The Step You Should Never Skip To Prevent Soggy Coleslaw

Nothing brings a blast of tang and texture to an ordinary sandwich like coleslaw. The backbone of fish tacos, pulled pork sandwiches, and catfish po boys, coleslaw's blend of shredded cabbage and creamy dressing adds a certain excitement to picnics and barbecues. Too often, however, by the time you place coleslaw next to its fellow side dishes, a pool of water has pooled at the bottom of the bowl. All carrot crunch eliminated and cabbage leaves drooping, what was intended to elevate your meal is now a sopping mess.

While many immediately add dressing to their slaw mix, one step can significantly reduce the side's sogginess: salting the cabbage.

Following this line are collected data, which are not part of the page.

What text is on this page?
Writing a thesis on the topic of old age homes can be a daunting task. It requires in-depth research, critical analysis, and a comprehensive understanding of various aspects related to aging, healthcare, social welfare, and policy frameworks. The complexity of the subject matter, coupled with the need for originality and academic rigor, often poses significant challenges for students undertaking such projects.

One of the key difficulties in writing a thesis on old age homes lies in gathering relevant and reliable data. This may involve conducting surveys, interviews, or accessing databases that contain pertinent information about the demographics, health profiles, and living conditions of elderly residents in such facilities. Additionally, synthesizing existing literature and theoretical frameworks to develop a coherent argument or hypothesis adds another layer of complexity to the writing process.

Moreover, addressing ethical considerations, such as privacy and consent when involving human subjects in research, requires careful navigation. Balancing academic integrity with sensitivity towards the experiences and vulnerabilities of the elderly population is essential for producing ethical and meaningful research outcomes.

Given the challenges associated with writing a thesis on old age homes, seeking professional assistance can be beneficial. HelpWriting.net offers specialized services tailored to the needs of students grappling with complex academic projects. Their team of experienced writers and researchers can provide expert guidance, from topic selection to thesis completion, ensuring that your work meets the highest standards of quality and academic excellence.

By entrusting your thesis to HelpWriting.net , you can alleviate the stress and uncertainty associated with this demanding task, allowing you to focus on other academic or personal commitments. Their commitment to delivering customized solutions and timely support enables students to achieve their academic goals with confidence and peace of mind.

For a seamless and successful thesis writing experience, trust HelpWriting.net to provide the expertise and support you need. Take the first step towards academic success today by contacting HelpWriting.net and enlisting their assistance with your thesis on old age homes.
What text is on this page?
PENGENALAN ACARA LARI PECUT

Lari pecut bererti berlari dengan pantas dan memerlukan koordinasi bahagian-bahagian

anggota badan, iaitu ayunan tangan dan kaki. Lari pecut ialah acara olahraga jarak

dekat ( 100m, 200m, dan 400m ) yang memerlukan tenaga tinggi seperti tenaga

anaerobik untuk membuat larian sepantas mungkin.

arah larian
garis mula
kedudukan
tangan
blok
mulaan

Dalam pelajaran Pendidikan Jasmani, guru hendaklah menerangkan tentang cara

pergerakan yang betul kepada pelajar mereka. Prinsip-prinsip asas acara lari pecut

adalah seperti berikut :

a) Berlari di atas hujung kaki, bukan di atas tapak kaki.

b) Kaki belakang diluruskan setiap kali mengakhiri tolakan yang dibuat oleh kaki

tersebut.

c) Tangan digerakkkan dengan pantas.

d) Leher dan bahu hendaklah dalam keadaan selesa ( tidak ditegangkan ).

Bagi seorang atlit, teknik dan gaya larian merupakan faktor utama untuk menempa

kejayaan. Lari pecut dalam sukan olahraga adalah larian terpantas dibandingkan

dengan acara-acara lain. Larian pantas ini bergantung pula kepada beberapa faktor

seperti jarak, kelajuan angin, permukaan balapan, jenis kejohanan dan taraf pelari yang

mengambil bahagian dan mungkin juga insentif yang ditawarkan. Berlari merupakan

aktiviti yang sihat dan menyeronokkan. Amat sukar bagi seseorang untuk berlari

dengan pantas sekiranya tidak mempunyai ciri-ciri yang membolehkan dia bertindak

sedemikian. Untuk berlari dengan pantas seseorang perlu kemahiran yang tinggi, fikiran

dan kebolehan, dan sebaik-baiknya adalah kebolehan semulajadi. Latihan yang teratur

Cabbage has a high water content. When sliced, it tends to leak, especially when combined with a salty sauce. Salting the shredded cruciferous veg before assembling the slaw helps to keep things fresh and crunchy by removing that excess water before you assemble your dish.

Salting your cabbage maintains coleslaw's crunch

Just as a fried eggplant schnitzel with buttermilk slaw might instruct you to salt the vegetable before cooking, the best coleslaws often follow this same method for preparing the cabbage. Fortunately, salting is one of the easiest cooking steps imaginable. 

After shredding your head of cabbage and ensuring it is uniformly sliced, combine the veg with salt (roughly one tablespoon of sea salt per cabbage). Next, place the salted cabbage in a colander to let it drain. After waiting at least an hour, lightly rinse off the cabbage and dry it — a salad spinner will do the trick. You can also dab the cabbage with towels to ensure everything is nice and dry. Besides reducing the sogginess of your slaw, this method also has the bonus of reducing the bitterness in the cruciferous, allowing it to meld with the dressing more pleasantly.

Dress at the last minute for crisper slaw

While many recipes call for a dish to spend some time in the fridge to allow its flavors to develop, coleslaw surprisingly does not require the same length of chill time as, say, a pasta salad might. Adding your dressing to the slaw is obviously an essential step in making the dish. However, doing so too early can also reduce the crunchiness of your coleslaw, gradually wilting the mix. To avoid the common coleslaw mistake of dressing the slaw prematurely, assemble and chill everything for about 15 to 20 minutes at most before serving (enough time to both maximize flavor and minimize sogginess). 

If you're taking the coleslaw to a gathering outside your home, this may mean traveling with the dressing and veg stored separately and mixing and chilling the slaw upon your arrival. Although, yes, this may seem a little tedious, holding off on dressing your slaw can significantly improve its texture and make it the star of the potluck.